The answer is not quite ready, but the road show must go on. The first to learn a very big lesson was Tesla, and it is currently at work on improving the autopilot function to avoid a repeat of the Brown incident. The work involves a heavier reliance on radar which is one of the method autopilot uses to navigate. Radar however can be unreliable in some instances which is why the autopilot supplants the data with visual and GPS. Tesla is working on improving its radar to better determine whether an object is an obstruction or not, such as soda cans lying on the road which can appear much larger on radar especially when the concave bottom is facing the front of the car. Road signs placed on the side of overhead roads wherein the road dips down can also be seen as obstructions which will prevent the car from moving on if radar is given priority. Tesla is working on improving radar to handle such scenarios and possibly others since radar could have saved the life of Mr. Joshua Brown.
The incident wasn’t entirely Tesla’s fault since the company cautioned drivers to be vigilant and to keep their hands on the wheel at all times which was what Uber showed to journalists during their testing of their self-driving cars in Pittsburgh, Pennsylvania, wherein the cars still relied on engineers behind the wheel. Loyal Uber customers in Pittsburgh have the opportunity to hail one of several self-driving cars within the city but not by choice. Depending on who’s closest, a normally-driven or self-driving car will serve the hailing passenger. The cars are heavily modified Ford Fusions packed with sensors, several front cameras and a LIDAR unit which will differentiate the car from other Ubers since there will still be an engineer behind the wheel. The engineer seems to defeat the purpose, but his job is to monitor the car’s performance, note the passenger’s reactions and to take over when he needs to.
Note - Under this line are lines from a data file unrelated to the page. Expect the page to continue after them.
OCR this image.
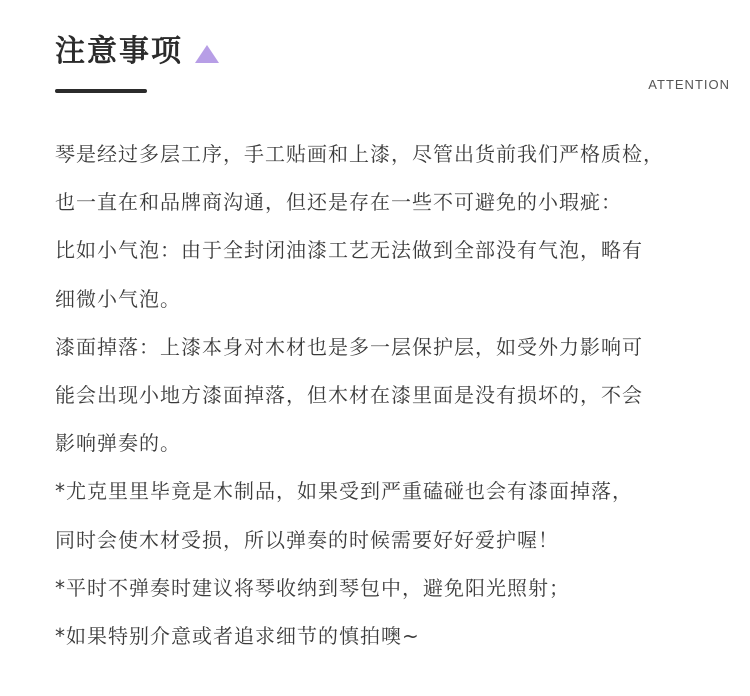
注意事项
ATTENTION
琴是经过多层工序，手工贴画和上漆，尽管出货前我们严格质检，
也一直在和品牌商沟通，但还是存在一些不可避免的小瑕疵：
比如小气泡：由于全封闭油漆工艺无法做到全部没有气泡，略有
细微小气泡。
漆面掉落：上漆本身对木材也是多一层保护层，如受外力影响可
能会出现小地方漆面掉落，但木材在漆里面是没有损坏的，不会
影响弹奏的。
*尤克里里毕竟是木制品，如果受到严重磕碰也会有漆面掉落，
同时会使木材受损，所以弹奏的时候需要好好爱护喔！
*平时不弹奏时建议将琴收纳到琴包中，避免阳光照射；
*如果特别介意或者追求细节的慎拍噢~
Uber’s competitor Lyft is equally optimistic if not more so on the future of self-driving cars and expects them to be fully on US roads in less than a decade. Lyft itself is testing its own set of self-driving cars in Phoenix and San Francisco with the help of General Motors. Their optimism, however, is more on the side of the ride-hailing industry.
“When networked autonomous vehicles come onto the scene, below the cost of car ownership, most city-dwellers will stop using a personal car altogether… And by 2025, owning a car will go the way of the DVD. Until then, over the next five to 10 years there will be both driver and driverless cars on the road, which we call a hybrid network,”
— John Zimmer, President, Lyft
Zimmer’s is a bold prediction but at the rate of development of autonomous vehicles, GPS and mapping technology, no doubt we’ll be seeing more and more autonomous vehicles on the road no matter who runs them. Their full acceptance however will still depend on how the majority of human drivers will react to them and how they’ll react to unpredictable, erratic human driving.